If Kerry had known what he knows now about how the Bush administration has served the missionary ideal of his neo-conservative policy-makers with the blind imposition of regime change in Iraq, he “would have moved heaven and earth” to prevent the waste of our nation’s tax revenues and human life that was devoted to the invasion.

Darfur--The Farmer and the Cowman

The Darfur crisis in Sudan should be understood as a classical rivalry between herder and subsistence agricultural cultures. This kind of conflict has bedeviled the histories of many societies around the world. One solution to it was forever immortalized by Rodgers and Hammerstein in their musical, Oklahoma. The theme underlying the play’s story line was summarized in the lyric, “Oh the farmer and the cowman should be friends.”

The Western press has characterized the tragic starvation and migration of the people of Darfur as a racial genocide. It is probably more accurate to describe the suppression of the farmers in Darfur in economic terms rather than racial ones. The Sudanese government has shown itself to be incompetent to maintain order in Darfur. For humanitarian reasons, this may justify international intervention. However, the prism of racial genocide doesn’t clarify the causes of the crisis.

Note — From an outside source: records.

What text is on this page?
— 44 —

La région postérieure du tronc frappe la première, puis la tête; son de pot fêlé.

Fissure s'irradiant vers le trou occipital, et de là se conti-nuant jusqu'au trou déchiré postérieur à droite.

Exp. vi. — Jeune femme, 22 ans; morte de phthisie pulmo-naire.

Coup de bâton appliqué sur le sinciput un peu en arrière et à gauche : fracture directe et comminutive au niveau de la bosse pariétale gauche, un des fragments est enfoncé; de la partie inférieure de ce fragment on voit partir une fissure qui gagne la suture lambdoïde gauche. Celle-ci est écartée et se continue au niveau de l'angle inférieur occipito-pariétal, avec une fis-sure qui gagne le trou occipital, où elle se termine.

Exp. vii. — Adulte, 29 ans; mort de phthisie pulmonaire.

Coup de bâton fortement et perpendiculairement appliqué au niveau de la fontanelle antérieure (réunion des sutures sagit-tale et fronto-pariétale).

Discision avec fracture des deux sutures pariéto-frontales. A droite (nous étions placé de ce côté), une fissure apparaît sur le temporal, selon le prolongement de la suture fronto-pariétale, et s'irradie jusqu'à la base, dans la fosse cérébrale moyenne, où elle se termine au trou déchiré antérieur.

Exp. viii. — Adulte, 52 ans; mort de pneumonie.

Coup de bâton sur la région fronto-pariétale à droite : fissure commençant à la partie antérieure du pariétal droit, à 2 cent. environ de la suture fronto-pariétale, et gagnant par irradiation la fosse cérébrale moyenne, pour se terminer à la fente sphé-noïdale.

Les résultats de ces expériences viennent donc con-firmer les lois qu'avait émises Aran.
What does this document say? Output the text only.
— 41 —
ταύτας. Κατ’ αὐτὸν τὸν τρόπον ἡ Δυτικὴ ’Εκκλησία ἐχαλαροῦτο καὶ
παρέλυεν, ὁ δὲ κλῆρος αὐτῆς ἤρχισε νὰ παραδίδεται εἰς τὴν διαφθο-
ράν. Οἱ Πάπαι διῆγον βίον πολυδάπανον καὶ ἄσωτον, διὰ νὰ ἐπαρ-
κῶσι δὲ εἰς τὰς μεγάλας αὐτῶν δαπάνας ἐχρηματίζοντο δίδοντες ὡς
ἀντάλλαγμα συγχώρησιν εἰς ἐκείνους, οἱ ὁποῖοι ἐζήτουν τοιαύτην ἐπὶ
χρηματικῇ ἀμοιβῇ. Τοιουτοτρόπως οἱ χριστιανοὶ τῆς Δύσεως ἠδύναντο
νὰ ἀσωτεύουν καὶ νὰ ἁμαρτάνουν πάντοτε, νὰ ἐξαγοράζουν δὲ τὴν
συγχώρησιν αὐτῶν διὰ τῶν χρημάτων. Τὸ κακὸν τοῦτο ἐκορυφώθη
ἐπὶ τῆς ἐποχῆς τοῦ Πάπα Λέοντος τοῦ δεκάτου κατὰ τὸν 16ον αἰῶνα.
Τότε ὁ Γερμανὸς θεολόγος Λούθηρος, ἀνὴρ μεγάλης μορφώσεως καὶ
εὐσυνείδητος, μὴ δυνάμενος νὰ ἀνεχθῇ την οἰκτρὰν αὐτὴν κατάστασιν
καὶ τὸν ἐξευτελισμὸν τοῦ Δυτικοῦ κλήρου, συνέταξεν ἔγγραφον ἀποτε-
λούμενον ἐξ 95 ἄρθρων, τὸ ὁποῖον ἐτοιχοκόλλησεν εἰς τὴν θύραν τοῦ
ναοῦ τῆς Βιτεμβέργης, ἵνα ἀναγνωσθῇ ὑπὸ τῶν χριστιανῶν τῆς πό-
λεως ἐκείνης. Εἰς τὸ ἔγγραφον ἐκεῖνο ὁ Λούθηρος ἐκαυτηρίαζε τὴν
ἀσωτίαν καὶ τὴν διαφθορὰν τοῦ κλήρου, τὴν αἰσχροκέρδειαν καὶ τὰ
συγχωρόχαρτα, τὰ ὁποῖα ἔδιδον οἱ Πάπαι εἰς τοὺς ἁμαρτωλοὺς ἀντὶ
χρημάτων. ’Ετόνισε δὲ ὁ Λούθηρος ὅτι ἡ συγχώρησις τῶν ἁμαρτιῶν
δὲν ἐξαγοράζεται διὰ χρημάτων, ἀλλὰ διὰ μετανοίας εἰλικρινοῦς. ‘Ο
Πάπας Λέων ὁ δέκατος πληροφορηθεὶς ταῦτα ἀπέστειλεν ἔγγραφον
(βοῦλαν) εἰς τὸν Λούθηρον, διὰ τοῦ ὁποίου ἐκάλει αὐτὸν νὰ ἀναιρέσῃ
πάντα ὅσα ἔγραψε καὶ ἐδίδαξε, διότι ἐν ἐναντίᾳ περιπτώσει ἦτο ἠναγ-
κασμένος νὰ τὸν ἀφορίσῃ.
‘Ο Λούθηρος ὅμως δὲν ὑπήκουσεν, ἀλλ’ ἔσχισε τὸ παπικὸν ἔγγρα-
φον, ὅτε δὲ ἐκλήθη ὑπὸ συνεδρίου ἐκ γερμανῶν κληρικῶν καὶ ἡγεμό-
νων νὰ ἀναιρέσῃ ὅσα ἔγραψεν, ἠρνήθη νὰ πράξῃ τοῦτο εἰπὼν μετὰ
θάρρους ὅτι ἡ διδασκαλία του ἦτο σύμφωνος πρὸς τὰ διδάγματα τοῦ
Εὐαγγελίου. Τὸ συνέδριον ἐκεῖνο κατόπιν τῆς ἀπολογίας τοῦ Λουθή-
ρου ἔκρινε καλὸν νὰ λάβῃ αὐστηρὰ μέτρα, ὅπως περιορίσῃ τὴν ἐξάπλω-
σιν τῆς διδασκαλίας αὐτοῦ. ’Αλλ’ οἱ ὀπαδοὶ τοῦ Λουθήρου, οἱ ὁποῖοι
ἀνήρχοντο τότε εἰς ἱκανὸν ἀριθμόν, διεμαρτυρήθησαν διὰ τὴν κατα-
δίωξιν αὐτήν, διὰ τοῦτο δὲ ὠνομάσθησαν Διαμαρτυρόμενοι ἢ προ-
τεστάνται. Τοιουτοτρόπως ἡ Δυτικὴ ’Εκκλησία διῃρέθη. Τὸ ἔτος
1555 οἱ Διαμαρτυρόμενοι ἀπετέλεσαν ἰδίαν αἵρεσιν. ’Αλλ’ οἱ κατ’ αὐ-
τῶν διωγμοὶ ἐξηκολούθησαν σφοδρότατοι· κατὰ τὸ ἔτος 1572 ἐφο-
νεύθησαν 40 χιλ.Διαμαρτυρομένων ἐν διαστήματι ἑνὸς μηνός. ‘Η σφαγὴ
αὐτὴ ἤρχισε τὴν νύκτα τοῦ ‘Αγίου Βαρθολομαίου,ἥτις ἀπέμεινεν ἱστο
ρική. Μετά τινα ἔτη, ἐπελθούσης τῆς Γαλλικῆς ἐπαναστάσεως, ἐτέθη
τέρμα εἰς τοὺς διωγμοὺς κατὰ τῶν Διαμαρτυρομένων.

It’s harder for governments in the U.N. and the Africa Union to accept maintaining civil order, rather than genocide, as a justification for intervention. The majority of countries in those organizations struggle with such situations every day, and they would risk inviting intervention when any of them fails. Associations of state governments, like the UN and the AU, are justified in eradicating human suffering through temporary police action; but only if they help the failed state, like Sudan, to educate its population to live peacefully with each other. The motto proposed in the Oklahoma song was the following:

“I don't say I'm no better than anybody else,
But I'll be damned if I ain't jist as good!”

International Organizations should help governments instill that conviction among competing cultures in a lawless region like Darfur.